Frauen aus Afghanistan sollen laut Beschluss des EU-Gerichtshofs ganz allgemein als schutzwürdig angesehen werden. Das stellt vieles auf den Kopf, nicht zuletzt das individuelle Asylrecht: Nun gibt es Kollektive, die Schutz beanspruchen können. Wer kommt als nächstes?

picture alliance / ASSOCIATED PRESS | Anja Niedringhaus

Der Gerichtshof der EU hat entschieden: Frauen aus Afghanistan sollen automatisch, nur aufgrund ihres Geschlechtseintrags im Pass oder sonst einem Dokument, Asyl genießen.
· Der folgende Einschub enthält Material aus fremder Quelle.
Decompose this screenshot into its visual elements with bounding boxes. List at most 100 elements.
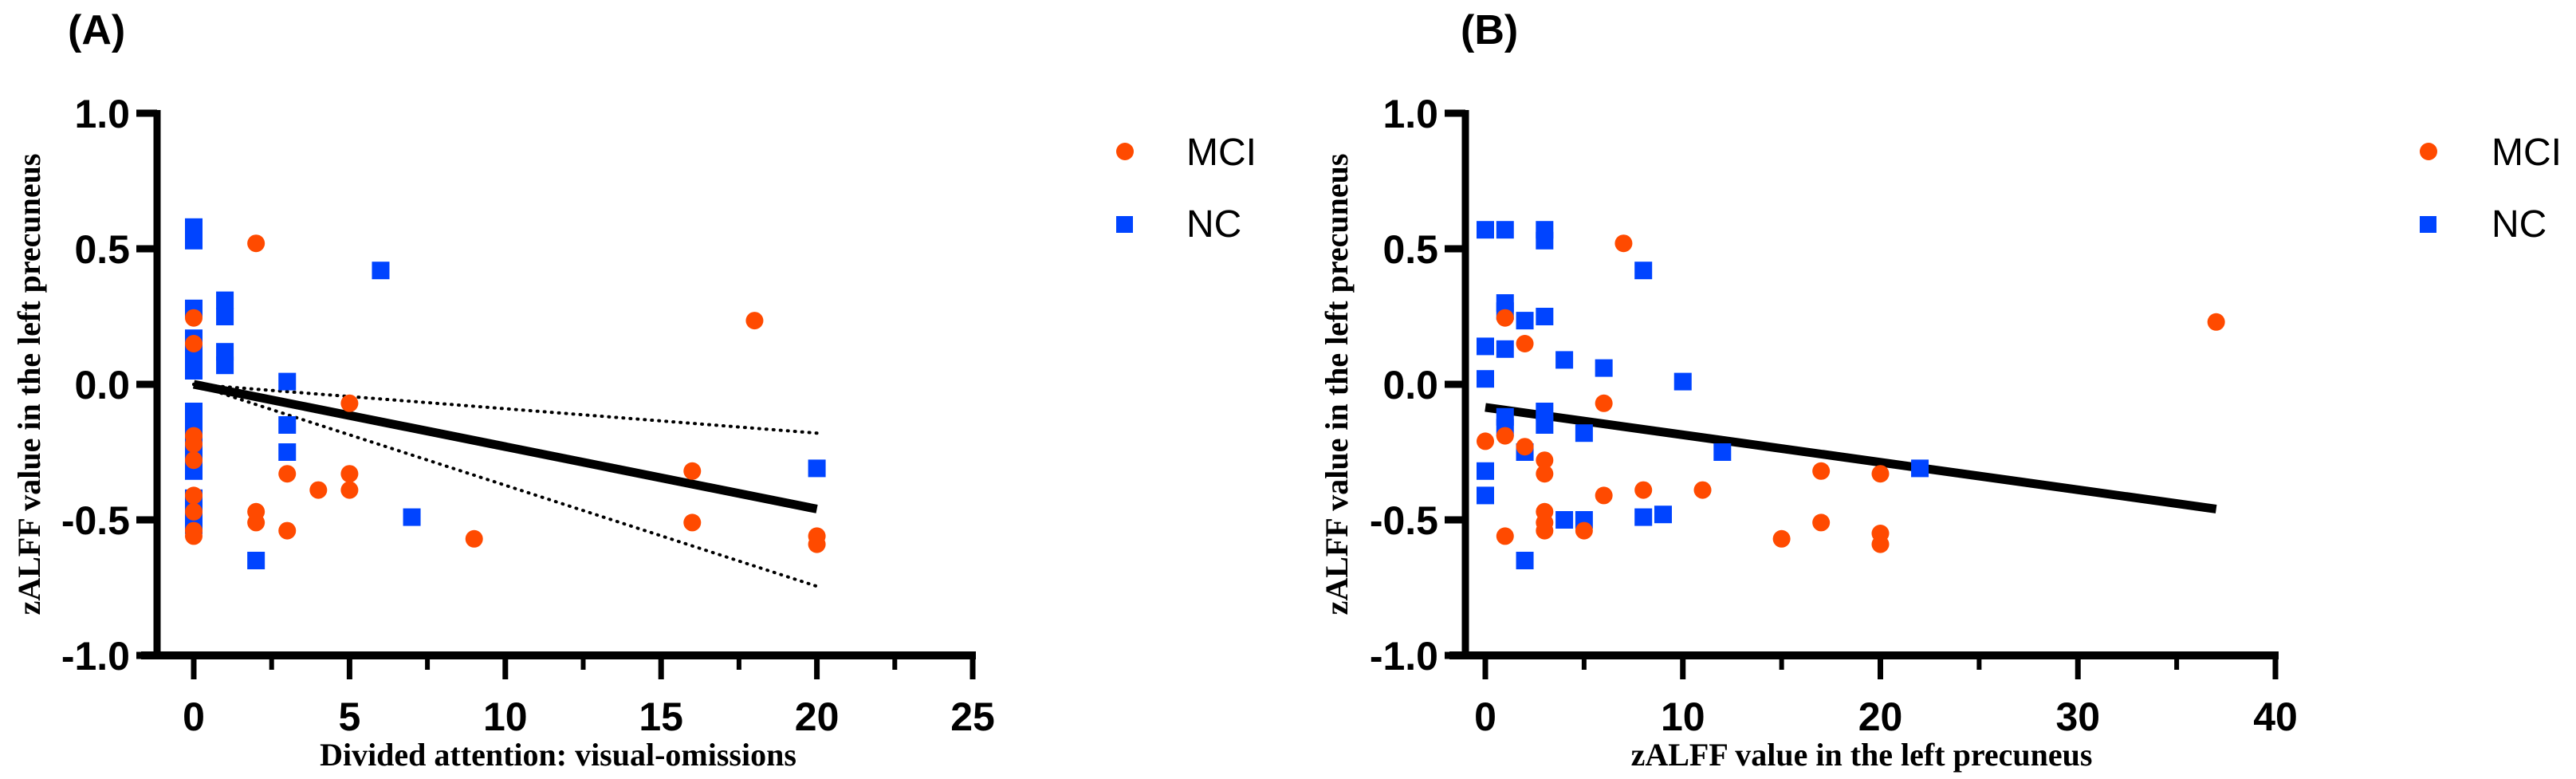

Damit rennt der EU-Gerichtshof auf moralischem Feld offene Türen ein. Wer könnte da schon widersprechen, hören wir doch seit langem die Schreckensbotschaften, was die Lage der Frauen im Taliban-Land angeht? Und sicher ist das für viele Frauen schwer. Aber hilft da ein Blanko-Asylstatus weiter? Und was bewirkt er letztlich? Denn auf die „persönlichen Umstände“ im Leben einer Afghanin soll es fortan nicht mehr ankommen. Das kann (und wird sicher) dazu führen, dass die Frauen mit Schutzstatus die Männer ihrer Sippe nachreisen lassen. Und das wären dann vielleicht auch Unterdrücker im Sinne der Taliban, die sich nicht am streng ausgelegten Koran stören, aber den relativen Wohlstand Deutschlands der Armut ihres Landes vorziehen.
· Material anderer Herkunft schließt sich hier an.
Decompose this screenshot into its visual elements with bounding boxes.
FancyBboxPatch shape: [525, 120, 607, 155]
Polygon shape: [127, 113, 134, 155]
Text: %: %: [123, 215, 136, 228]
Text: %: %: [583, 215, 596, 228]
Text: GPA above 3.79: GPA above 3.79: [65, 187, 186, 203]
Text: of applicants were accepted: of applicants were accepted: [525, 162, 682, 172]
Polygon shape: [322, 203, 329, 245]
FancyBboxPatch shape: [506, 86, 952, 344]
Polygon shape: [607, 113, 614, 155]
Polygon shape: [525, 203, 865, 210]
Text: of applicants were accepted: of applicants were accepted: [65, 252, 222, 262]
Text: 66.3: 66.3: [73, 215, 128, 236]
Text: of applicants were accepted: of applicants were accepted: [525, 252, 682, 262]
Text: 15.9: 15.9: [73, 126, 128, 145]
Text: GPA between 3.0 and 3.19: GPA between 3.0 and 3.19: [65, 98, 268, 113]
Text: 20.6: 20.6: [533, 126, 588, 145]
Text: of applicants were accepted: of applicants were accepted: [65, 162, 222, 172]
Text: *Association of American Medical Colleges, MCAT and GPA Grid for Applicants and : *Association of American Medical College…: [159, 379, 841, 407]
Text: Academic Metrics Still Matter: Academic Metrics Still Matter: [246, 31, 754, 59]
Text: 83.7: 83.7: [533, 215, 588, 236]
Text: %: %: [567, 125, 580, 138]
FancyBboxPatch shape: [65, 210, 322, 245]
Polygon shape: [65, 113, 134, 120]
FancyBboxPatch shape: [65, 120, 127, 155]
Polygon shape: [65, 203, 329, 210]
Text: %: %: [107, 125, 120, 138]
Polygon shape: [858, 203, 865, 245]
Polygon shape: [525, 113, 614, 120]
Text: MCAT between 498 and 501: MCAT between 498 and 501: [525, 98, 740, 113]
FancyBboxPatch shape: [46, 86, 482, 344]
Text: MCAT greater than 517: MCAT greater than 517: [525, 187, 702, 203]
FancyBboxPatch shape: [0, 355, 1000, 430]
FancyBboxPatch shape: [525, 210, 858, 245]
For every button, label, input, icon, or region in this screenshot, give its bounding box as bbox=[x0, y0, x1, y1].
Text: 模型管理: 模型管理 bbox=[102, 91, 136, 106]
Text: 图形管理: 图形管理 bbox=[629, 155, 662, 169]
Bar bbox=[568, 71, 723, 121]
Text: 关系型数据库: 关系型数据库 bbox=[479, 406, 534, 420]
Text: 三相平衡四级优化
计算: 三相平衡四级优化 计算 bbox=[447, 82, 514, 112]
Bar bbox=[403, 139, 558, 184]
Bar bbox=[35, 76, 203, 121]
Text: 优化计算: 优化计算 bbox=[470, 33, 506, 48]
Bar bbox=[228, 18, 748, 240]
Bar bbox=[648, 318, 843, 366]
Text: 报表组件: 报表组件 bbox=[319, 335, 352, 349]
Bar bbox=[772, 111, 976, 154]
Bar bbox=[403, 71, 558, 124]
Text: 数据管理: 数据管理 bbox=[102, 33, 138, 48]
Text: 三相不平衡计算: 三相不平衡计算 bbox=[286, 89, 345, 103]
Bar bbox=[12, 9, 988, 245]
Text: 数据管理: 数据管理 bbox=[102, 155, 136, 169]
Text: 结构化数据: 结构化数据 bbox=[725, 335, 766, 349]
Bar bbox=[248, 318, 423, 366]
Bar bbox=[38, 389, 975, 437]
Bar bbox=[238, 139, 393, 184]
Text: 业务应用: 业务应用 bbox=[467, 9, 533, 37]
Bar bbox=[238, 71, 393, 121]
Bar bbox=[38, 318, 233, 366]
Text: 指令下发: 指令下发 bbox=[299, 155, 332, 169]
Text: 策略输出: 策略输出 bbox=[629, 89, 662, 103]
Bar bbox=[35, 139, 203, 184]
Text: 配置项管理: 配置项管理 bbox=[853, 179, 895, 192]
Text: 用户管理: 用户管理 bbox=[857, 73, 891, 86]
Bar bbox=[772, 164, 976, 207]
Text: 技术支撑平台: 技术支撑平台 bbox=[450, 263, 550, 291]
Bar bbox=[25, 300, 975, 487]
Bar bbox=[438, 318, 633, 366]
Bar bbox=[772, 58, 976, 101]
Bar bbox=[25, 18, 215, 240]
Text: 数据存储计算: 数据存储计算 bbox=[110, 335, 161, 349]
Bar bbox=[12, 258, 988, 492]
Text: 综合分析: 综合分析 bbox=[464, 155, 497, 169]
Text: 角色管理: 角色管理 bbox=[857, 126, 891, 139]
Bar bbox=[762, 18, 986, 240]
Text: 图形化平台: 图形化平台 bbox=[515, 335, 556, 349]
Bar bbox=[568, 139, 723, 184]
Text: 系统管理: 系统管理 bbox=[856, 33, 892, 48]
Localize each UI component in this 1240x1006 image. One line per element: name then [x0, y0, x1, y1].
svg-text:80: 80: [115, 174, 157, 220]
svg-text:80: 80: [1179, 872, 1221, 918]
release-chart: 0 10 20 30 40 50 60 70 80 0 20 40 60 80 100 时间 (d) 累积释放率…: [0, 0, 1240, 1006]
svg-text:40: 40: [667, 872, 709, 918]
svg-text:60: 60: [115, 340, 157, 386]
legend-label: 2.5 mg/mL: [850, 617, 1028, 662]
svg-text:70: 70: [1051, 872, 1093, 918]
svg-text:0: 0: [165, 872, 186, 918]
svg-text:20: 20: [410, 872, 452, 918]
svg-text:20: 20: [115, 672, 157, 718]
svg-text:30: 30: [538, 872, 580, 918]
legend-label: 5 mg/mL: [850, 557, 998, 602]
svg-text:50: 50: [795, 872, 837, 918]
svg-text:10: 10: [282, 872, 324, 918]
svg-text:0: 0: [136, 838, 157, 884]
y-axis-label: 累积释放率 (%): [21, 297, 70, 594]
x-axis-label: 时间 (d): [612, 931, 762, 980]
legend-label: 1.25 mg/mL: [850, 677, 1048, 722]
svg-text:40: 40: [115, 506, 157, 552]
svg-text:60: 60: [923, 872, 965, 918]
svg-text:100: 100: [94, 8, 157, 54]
Daneben ist auch bei Frauen nicht ausgeschlossen, dass sie dem Gedankengut der radikalen Koranschüler mindestens nahestehen. Nehmen wir nur an: Eine Afghanin könnte ja nach Deutschland reisen, weil sie mit einem Detail ihres Lebens in Afghanistan nicht zufrieden ist. Vielleicht möchte sie eine medizinische Behandlung durchführen lassen oder ein paar praktische Dinge über ein Handwerk, die Medizin oder einen technischen Beruf lernen. Das ist alles möglich und denkbar. Aber macht sie das zur „Verfolgten“, wie der EU-Gerichtshof nun dreist und von Detailkenntnis sicher unbelastet behauptet? Auf lange Sicht sollte man in Frage stellen, dass Gerichte in einer europäischen Stadt überhaupt über Asyl- und Schutzchancen entscheiden.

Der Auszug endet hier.